If the Palestinians and Iraqis do not speedily win national independence, then elections held to "interim" bodies will have little meaning. But worse, democracy itself can get a bad name.

That has already happened once. Back in 1996, Palestinians were excited to take part in an election for PA head because they knew this person would then negotiate the sovereignty issue with Israel. They elected Yasser Arafat with the clear expectation that he would speedily win their full national independence. But for a variety of reasons - some, but by no means all, connected to Arafat's flaws - the negotiation with Israel stalled and then collapsed. The Palestinians found themselves once more living under the direct rule of the Israeli military. The whole idea of "democracy" suffered along the way. Palestinian participation in this year's election was notably less enthusiastic than it was in 1996.

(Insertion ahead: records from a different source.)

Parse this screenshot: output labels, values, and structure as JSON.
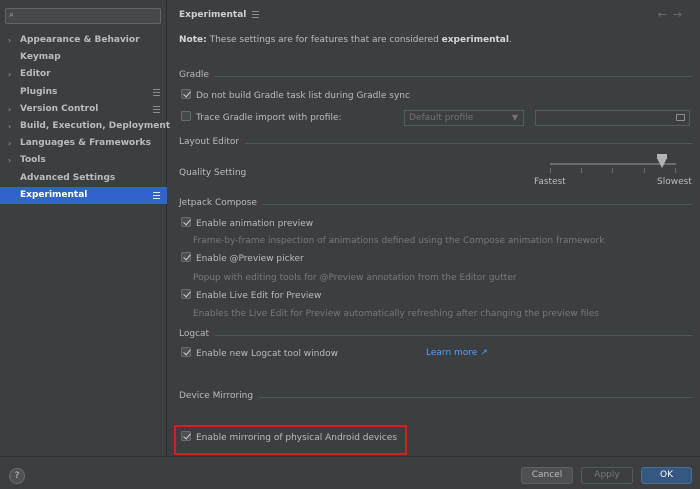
{
  "sidebar": {
    "search_placeholder": "",
    "items": [
      {
        "label": "Appearance & Behavior",
        "chevron": "›",
        "proj": false
      },
      {
        "label": "Keymap",
        "chevron": "",
        "proj": false
      },
      {
        "label": "Editor",
        "chevron": "›",
        "proj": false
      },
      {
        "label": "Plugins",
        "chevron": "",
        "proj": true
      },
      {
        "label": "Version Control",
        "chevron": "›",
        "proj": true
      },
      {
        "label": "Build, Execution, Deployment",
        "chevron": "›",
        "proj": false
      },
      {
        "label": "Languages & Frameworks",
        "chevron": "›",
        "proj": false
      },
      {
        "label": "Tools",
        "chevron": "›",
        "proj": false
      },
      {
        "label": "Advanced Settings",
        "chevron": "",
        "proj": false
      },
      {
        "label": "Experimental",
        "chevron": "",
        "proj": true,
        "selected": true
      }
    ]
  },
  "header": {
    "title": "Experimental",
    "back_arrow": "←",
    "forward_arrow": "→"
  },
  "note": {
    "prefix": "Note:",
    "text": " These settings are for features that are considered ",
    "emph": "experimental",
    "suffix": "."
  },
  "gradle": {
    "section": "Gradle",
    "no_task_list_label": "Do not build Gradle task list during Gradle sync",
    "no_task_list_checked": true,
    "trace_label": "Trace Gradle import with profile:",
    "trace_checked": false,
    "profile_value": "Default profile",
    "path_value": ""
  },
  "layout_editor": {
    "section": "Layout Editor",
    "quality_label": "Quality Setting",
    "slider_min_label": "Fastest",
    "slider_max_label": "Slowest",
    "slider_value": 0.9
  },
  "compose": {
    "section": "Jetpack Compose",
    "items": [
      {
        "label": "Enable animation preview",
        "checked": true,
        "hint": "Frame-by-frame inspection of animations defined using the Compose animation framework"
      },
      {
        "label": "Enable @Preview picker",
        "checked": true,
        "hint": "Popup with editing tools for @Preview annotation from the Editor gutter"
      },
      {
        "label": "Enable Live Edit for Preview",
        "checked": true,
        "hint": "Enables the Live Edit for Preview automatically refreshing after changing the preview files"
      }
    ]
  },
  "logcat": {
    "section": "Logcat",
    "label": "Enable new Logcat tool window",
    "checked": true,
    "learn_more": "Learn more ↗"
  },
  "mirroring": {
    "section": "Device Mirroring",
    "label": "Enable mirroring of physical Android devices",
    "checked": true
  },
  "footer": {
    "help": "?",
    "cancel": "Cancel",
    "apply": "Apply",
    "ok": "OK"
  },
  "colors": {
    "selection": "#2f65ca",
    "highlight_box": "#d6201f",
    "link": "#589df6",
    "primary_button": "#365880"
  }
}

There is much the US can do to speed the Palestinian-Israeli negotiation to a final outcome involving - as Mr. Bush has stated - two independent states living peacefully side by side. One key task will be to urge both leaderships - not just that of the Palestinians - to turn decisively away from violence, and to engage in a reasoned discussion of their differences.

The violence used by some Palestinian extragovernmental groups has always, rightly, been condemned. But the Israeli government has also used excessive, rights-abusing violence in many circumstances. One example: deliberate, extrajudicial killings (assassinations), which have killed more than 180 targeted individuals and 130 bystanders since September 2000. The US, as a principal backer of the negotiations, must insist that both sides pursue a rights-respecting policy that eschews all extrajudicial or escalatory violence.

But it's in Iraq that the US faces the greatest test of its commitment to the "big ideas" of democratic self-governance. Will the US be prepared to hand over sovereign power in Iraq to a duly elected leadership even if it disagrees with many of the policies espoused by that leadership? The principles of democracy indicate it should.

Will the US be prepared to end its own troops' use of escalatory violence during the handover to an elected Iraqi authority? The antiviolence part of the theory of democracy indicates that it should. (So, too, does simple expedience. Many of the US troops in Iraq are vulnerable.)

At many steps along its tortured path in Iraq, the US has already used quite unnecessary and excessive violence. This violence has inflicted considerable harm on ordinary Iraqi men and women and on the safety of public spaces. It has obstructed Washington's ability to realize its own political goals. In addition, whenever the powerful-seeming Americans use massive violence to deal with Iraqi opponents, that sends a strong message to Iraqis that using violence to resolve differences is OK. This is a profoundly antidemocratic message.

How can the US chart a new course? Whether the elections are held this month or not, the US needs to bring about the speedy transfer of real sovereignty in Iraq to an authority more legitimate than its own - either an elected Iraqi leadership, or the United Nations.

Along the way, it must do all it can to de-escalate violence, engage in good-faith negotiations with critics, and otherwise model all the key themes of democratic practice. Such steps make sense on their own terms. They will also do more, over the years ahead, to help embed the "big ideas" of democracy in Iraq and neighboring countries than holding one imperfect and possibly polarizing election ever could.

True democracy is about much more than just holding elections. It's about self-governance, responsibility, a commitment not to use violence, and respect for the rights of those who hold opposing views. Will we see these principles take root in Iraq and the Holy Land over the years ahead? Let's hope so - and work to make it happen.

Helena Cobban is working on a book about violence and its legacies.